A POLICY limiting the number of off-licences, pubs and clubs in Broadgreen is under review.

Swindon Borough Council has had a cumulative impact policy for establishments selling alcohol in Broadgreen since 2016. It allows the authority to refuse more licences to businesses on the grounds that there are enough already and more would lead to crime and antisocial behaviour.

Without the policy the council would find it harder to refuse licences on those grounds to applicants in good standing.

Licensing manager Kathryn Ashton told councillors it was a legal requirement to see whether the policy should continue.

She said: “The committee has to decide whether it wants a revised policy to be put out for public consultation.
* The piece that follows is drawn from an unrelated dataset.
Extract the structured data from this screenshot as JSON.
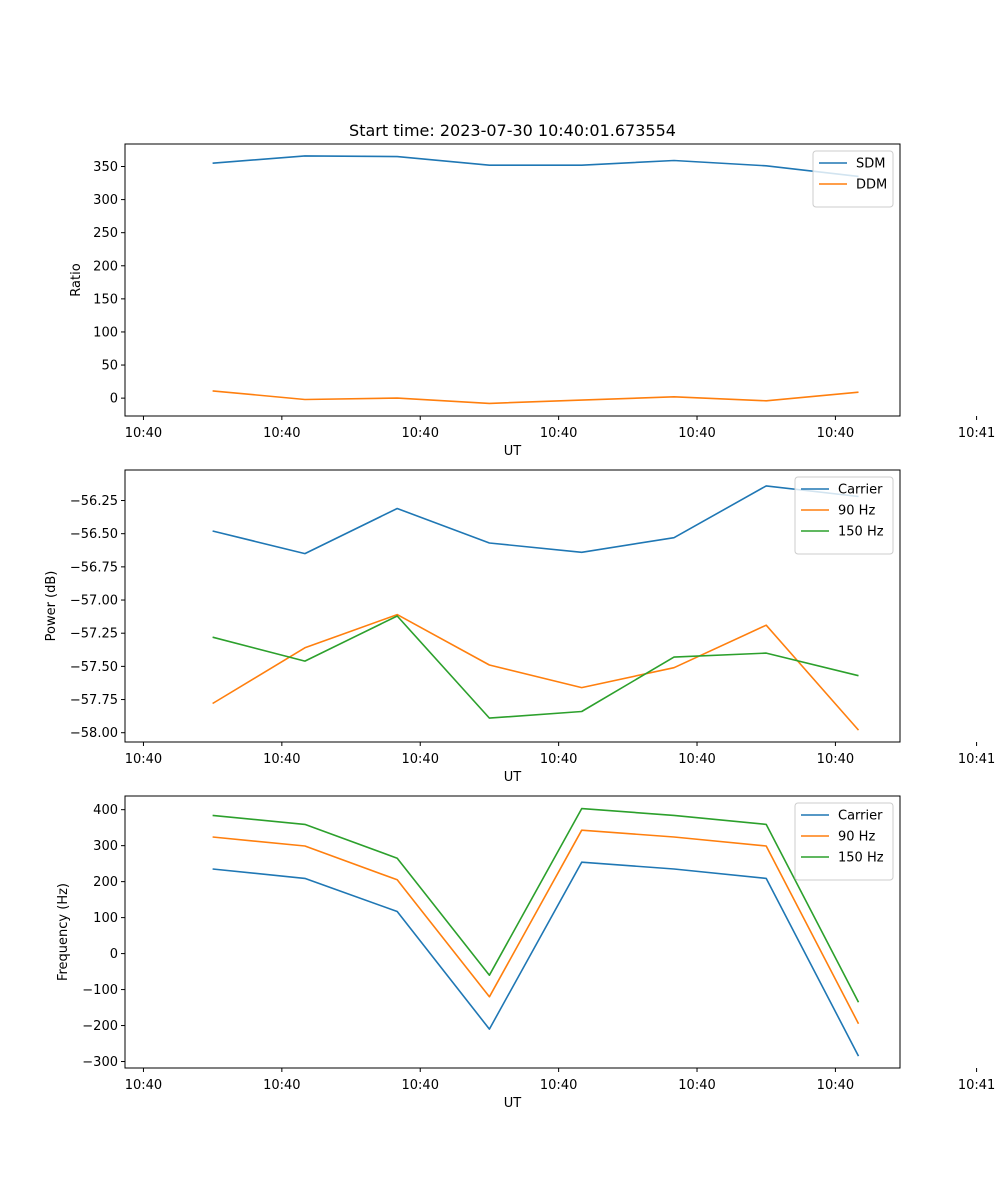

Officers would say we do need the policy.”

Ms Ashton said the policy was supported by Wiltshire Police and public health authorities and she invited police officers to speak.

PC Michael Diffin said: “Before the policy was brought in in 2016 there was no way to stop new businesses opening selling alcohol.

“Since then, we were able to close down six off-licences in about 18 months – some were selling illegal tobacco or alcohol under the minimum price or were employing illegal workers.

“We have had three applications for new licences in the last three years and when we asked why they needed the licence it was basically to make the business viable.

“When we asked how they would avoid adding to the impact on the local area not once did they come back, they went away.”

He said the police would very much want to see the policy renewed

Councillor Bob Wright, who represents Central ward, said nearby supermarkets where not included.

“I see people walking down the road with cases and bags of drink from the supermarket,” he said.

Coun Wright asked whether members of the public would be allowed to give their views, through parish councils residents associations and via borough ward councillors.

He said: “There’s an opportunity for public engagement here.”

Ms Ashton said the public were not statutory consultees, but added she was not opposed to people giving their views through councillors and parish councils.

She told councillor Nadine Watts that South Swindon Parish Council would be able to put forward views of residents.

The committee agreed to put the policy out to public consultation for six weeks from January 25 to March 8.

A committee meeting will be arranged for March to look at whether it will approve a new cumulative impact policy in light of the consultation.